Most us of us will recall the glowing promises of what huge benefits a new massive project will provide to the nation.

The figures being bandied about in corruption scandals are mind boggling. Gone are the thousands kina cases we once saw as we now read of many millions like that of over six million in the long investigated now being tried alleged fraud by a once Forest Minister in MBP. Something is obviously very wrong with this 45 year old nation trying to showcase itself as the leader of the Pacific Islands.

Just did a quick search of Moresby Homes for sale.
There’s a nice 3 bed, 2 bathroom hut in Gordons which is a snip at K21 million or similar shack in the town area for just K18 million. While if you are prepared to slum it you can get a one bedroom flat for just K9 million in Hohola.

Who the hell are the buyers of such homes? What on earth is their job that pays them enough to purchase such luxury? What are they contributing to the PNG economy?

After all the minimum wage is a mere K280 per fortnight. Would take 1236 years to buy the cheapest I have described as long as you didn’t eat or clothe yourself, pay school fees, have a mobile phone or use a PMV. For the K21 million donga you’d have to work for 2884 years.

Is it the dreaded Resource Curse or is it the stinking bloated maggots that have attacked the sickened weakened body of PNG.

Lindsay F Bond

Not only "failed former ministers", among other 'defenders'.
What of those who were ministers of the 'former government'?

It might seem to many in PNG that the phrase "beggars belief" points to people who are poor. Not quite so.

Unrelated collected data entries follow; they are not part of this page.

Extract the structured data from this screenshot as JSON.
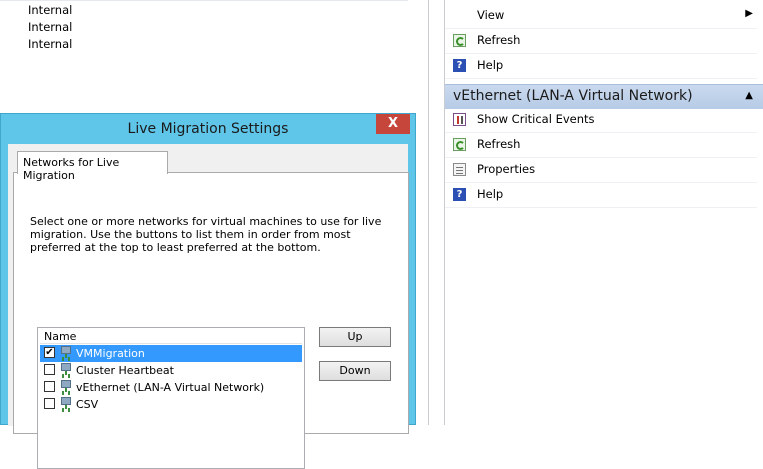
{
  "background_list": {
    "rows": [
      "Internal",
      "Internal",
      "Internal"
    ]
  },
  "actions_pane": {
    "top_items": [
      {
        "label": "View",
        "icon": "none",
        "has_submenu": true
      },
      {
        "label": "Refresh",
        "icon": "refresh-icon"
      },
      {
        "label": "Help",
        "icon": "help-icon"
      }
    ],
    "section": {
      "title": "vEthernet (LAN-A Virtual Network)",
      "items": [
        {
          "label": "Show Critical Events",
          "icon": "events-icon"
        },
        {
          "label": "Refresh",
          "icon": "refresh-icon"
        },
        {
          "label": "Properties",
          "icon": "properties-icon"
        },
        {
          "label": "Help",
          "icon": "help-icon"
        }
      ]
    }
  },
  "dialog": {
    "title": "Live Migration Settings",
    "close_glyph": "X",
    "tab_label": "Networks for Live Migration",
    "description": "Select one or more networks for virtual machines to use for live migration. Use the buttons to list them in order from most preferred at the top to least preferred at the bottom.",
    "list_header": "Name",
    "networks": [
      {
        "name": "VMMigration",
        "checked": true,
        "selected": true
      },
      {
        "name": "Cluster Heartbeat",
        "checked": false,
        "selected": false
      },
      {
        "name": "vEthernet (LAN-A Virtual Network)",
        "checked": false,
        "selected": false
      },
      {
        "name": "CSV",
        "checked": false,
        "selected": false
      }
    ],
    "up_button": "Up",
    "down_button": "Down"
  },
  "colors": {
    "dialog_frame": "#5fc6e9",
    "close_button": "#c7463b",
    "selection": "#3399ff",
    "section_header": "#c0d2ea"
  }
}
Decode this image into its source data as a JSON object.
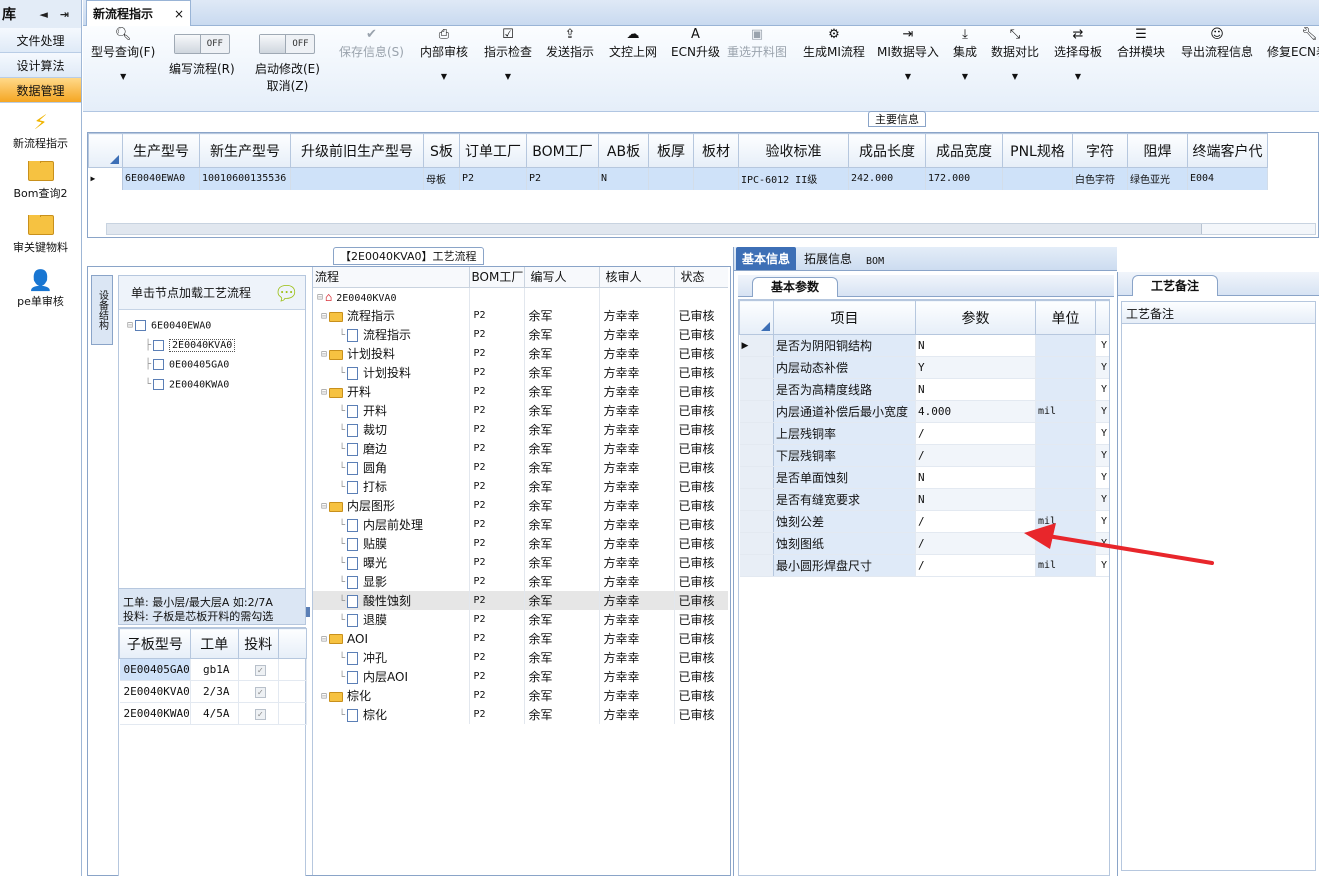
{
  "left": {
    "title": "库",
    "nav_left": "◄",
    "nav_right": "⇥",
    "menus": [
      "文件处理",
      "设计算法",
      "数据管理"
    ],
    "items": [
      "新流程指示",
      "Bom查询2",
      "审关键物料",
      "pe单审核"
    ]
  },
  "tabbar": {
    "tab_label": "新流程指示",
    "close": "×"
  },
  "toolbar": {
    "query": "型号查询(F)",
    "edit_flow": "编写流程(R)",
    "toggle_off": "OFF",
    "start_edit_1": "启动修改(E)",
    "start_edit_2": "取消(Z)",
    "save": "保存信息(S)",
    "inner_review": "内部审核",
    "check": "指示检查",
    "send": "发送指示",
    "upload": "文控上网",
    "ecn": "ECN升级",
    "reselect": "重选开料图",
    "gen_mi": "生成MI流程",
    "mi_import": "MI数据导入",
    "integrate": "集成",
    "compare": "数据对比",
    "select_master": "选择母板",
    "combine": "合拼模块",
    "export": "导出流程信息",
    "fix_ecn": "修复ECN表"
  },
  "main_info": {
    "label": "主要信息",
    "headers": [
      "生产型号",
      "新生产型号",
      "升级前旧生产型号",
      "S板",
      "订单工厂",
      "BOM工厂",
      "AB板",
      "板厚",
      "板材",
      "验收标准",
      "成品长度",
      "成品宽度",
      "PNL规格",
      "字符",
      "阻焊",
      "终端客户代"
    ],
    "row": [
      "6E0040EWA0",
      "10010600135536",
      "",
      "母板",
      "P2",
      "P2",
      "N",
      "",
      "",
      "IPC-6012 II级",
      "242.000",
      "172.000",
      "",
      "白色字符",
      "绿色亚光",
      "E004"
    ]
  },
  "process": {
    "title": "【2E0040KVA0】工艺流程",
    "side_tab": "设备结构",
    "hint": "单击节点加载工艺流程",
    "tree_root": "6E0040EWA0",
    "tree_children": [
      "2E0040KVA0",
      "0E00405GA0",
      "2E0040KWA0"
    ],
    "note1": "工单: 最小层/最大层A 如:2/7A",
    "note2": "投料: 子板是芯板开料的需勾选",
    "sub_headers": [
      "子板型号",
      "工单",
      "投料"
    ],
    "sub_rows": [
      {
        "model": "0E00405GA0",
        "order": "gb1A",
        "mark": "✓"
      },
      {
        "model": "2E0040KVA0",
        "order": "2/3A",
        "mark": "✓"
      },
      {
        "model": "2E0040KWA0",
        "order": "4/5A",
        "mark": "✓"
      }
    ],
    "flow_headers": [
      "流程",
      "BOM工厂",
      "编写人",
      "核审人",
      "状态"
    ],
    "flow_root": "2E0040KVA0",
    "flow_rows": [
      {
        "name": "流程指示",
        "group": true,
        "bom": "P2",
        "author": "余军",
        "reviewer": "方幸幸",
        "status": "已审核"
      },
      {
        "name": "流程指示",
        "group": false,
        "bom": "P2",
        "author": "余军",
        "reviewer": "方幸幸",
        "status": "已审核"
      },
      {
        "name": "计划投料",
        "group": true,
        "bom": "P2",
        "author": "余军",
        "reviewer": "方幸幸",
        "status": "已审核"
      },
      {
        "name": "计划投料",
        "group": false,
        "bom": "P2",
        "author": "余军",
        "reviewer": "方幸幸",
        "status": "已审核"
      },
      {
        "name": "开料",
        "group": true,
        "bom": "P2",
        "author": "余军",
        "reviewer": "方幸幸",
        "status": "已审核"
      },
      {
        "name": "开料",
        "group": false,
        "bom": "P2",
        "author": "余军",
        "reviewer": "方幸幸",
        "status": "已审核"
      },
      {
        "name": "裁切",
        "group": false,
        "bom": "P2",
        "author": "余军",
        "reviewer": "方幸幸",
        "status": "已审核"
      },
      {
        "name": "磨边",
        "group": false,
        "bom": "P2",
        "author": "余军",
        "reviewer": "方幸幸",
        "status": "已审核"
      },
      {
        "name": "圆角",
        "group": false,
        "bom": "P2",
        "author": "余军",
        "reviewer": "方幸幸",
        "status": "已审核"
      },
      {
        "name": "打标",
        "group": false,
        "bom": "P2",
        "author": "余军",
        "reviewer": "方幸幸",
        "status": "已审核"
      },
      {
        "name": "内层图形",
        "group": true,
        "bom": "P2",
        "author": "余军",
        "reviewer": "方幸幸",
        "status": "已审核"
      },
      {
        "name": "内层前处理",
        "group": false,
        "bom": "P2",
        "author": "余军",
        "reviewer": "方幸幸",
        "status": "已审核"
      },
      {
        "name": "贴膜",
        "group": false,
        "bom": "P2",
        "author": "余军",
        "reviewer": "方幸幸",
        "status": "已审核"
      },
      {
        "name": "曝光",
        "group": false,
        "bom": "P2",
        "author": "余军",
        "reviewer": "方幸幸",
        "status": "已审核"
      },
      {
        "name": "显影",
        "group": false,
        "bom": "P2",
        "author": "余军",
        "reviewer": "方幸幸",
        "status": "已审核"
      },
      {
        "name": "酸性蚀刻",
        "group": false,
        "bom": "P2",
        "author": "余军",
        "reviewer": "方幸幸",
        "status": "已审核",
        "selected": true
      },
      {
        "name": "退膜",
        "group": false,
        "bom": "P2",
        "author": "余军",
        "reviewer": "方幸幸",
        "status": "已审核"
      },
      {
        "name": "AOI",
        "group": true,
        "bom": "P2",
        "author": "余军",
        "reviewer": "方幸幸",
        "status": "已审核"
      },
      {
        "name": "冲孔",
        "group": false,
        "bom": "P2",
        "author": "余军",
        "reviewer": "方幸幸",
        "status": "已审核"
      },
      {
        "name": "内层AOI",
        "group": false,
        "bom": "P2",
        "author": "余军",
        "reviewer": "方幸幸",
        "status": "已审核"
      },
      {
        "name": "棕化",
        "group": true,
        "bom": "P2",
        "author": "余军",
        "reviewer": "方幸幸",
        "status": "已审核"
      },
      {
        "name": "棕化",
        "group": false,
        "bom": "P2",
        "author": "余军",
        "reviewer": "方幸幸",
        "status": "已审核"
      }
    ]
  },
  "info": {
    "tabs": [
      "基本信息",
      "拓展信息",
      "BOM"
    ],
    "sub_tab": "基本参数",
    "headers": [
      "项目",
      "参数",
      "单位"
    ],
    "rows": [
      {
        "item": "是否为阴阳铜结构",
        "value": "N",
        "unit": "",
        "flag": "Y"
      },
      {
        "item": "内层动态补偿",
        "value": "Y",
        "unit": "",
        "flag": "Y"
      },
      {
        "item": "是否为高精度线路",
        "value": "N",
        "unit": "",
        "flag": "Y"
      },
      {
        "item": "内层通道补偿后最小宽度",
        "value": "4.000",
        "unit": "mil",
        "flag": "Y"
      },
      {
        "item": "上层残铜率",
        "value": "/",
        "unit": "",
        "flag": "Y"
      },
      {
        "item": "下层残铜率",
        "value": "/",
        "unit": "",
        "flag": "Y"
      },
      {
        "item": "是否单面蚀刻",
        "value": "N",
        "unit": "",
        "flag": "Y"
      },
      {
        "item": "是否有缝宽要求",
        "value": "N",
        "unit": "",
        "flag": "Y"
      },
      {
        "item": "蚀刻公差",
        "value": "/",
        "unit": "mil",
        "flag": "Y"
      },
      {
        "item": "蚀刻图纸",
        "value": "/",
        "unit": "",
        "flag": "Y"
      },
      {
        "item": "最小圆形焊盘尺寸",
        "value": "/",
        "unit": "mil",
        "flag": "Y"
      }
    ]
  },
  "remark": {
    "tab": "工艺备注",
    "header": "工艺备注"
  },
  "colors": {
    "accent": "#3d6fb6",
    "arrow": "#e8262b",
    "selected_row": "#cfe2f9"
  }
}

Really, it is that the poor folk of PNG (that is, all, and who are suffering from not knowing, and those who cannot forget knowing) are also subjected to a stretch of imagination (belief).

They are being led to imagine and to believe what is said to them by politicians, present and past. Really?

Any wonder that belief get thinner on the stretch?

It is the belief that is too thin and is beggarish, needing to be nourished by truth.

By the way, credit to Ian Ling-Stuckey MP for the statement and identifying the sorry extent, a staggering K20.7 billion.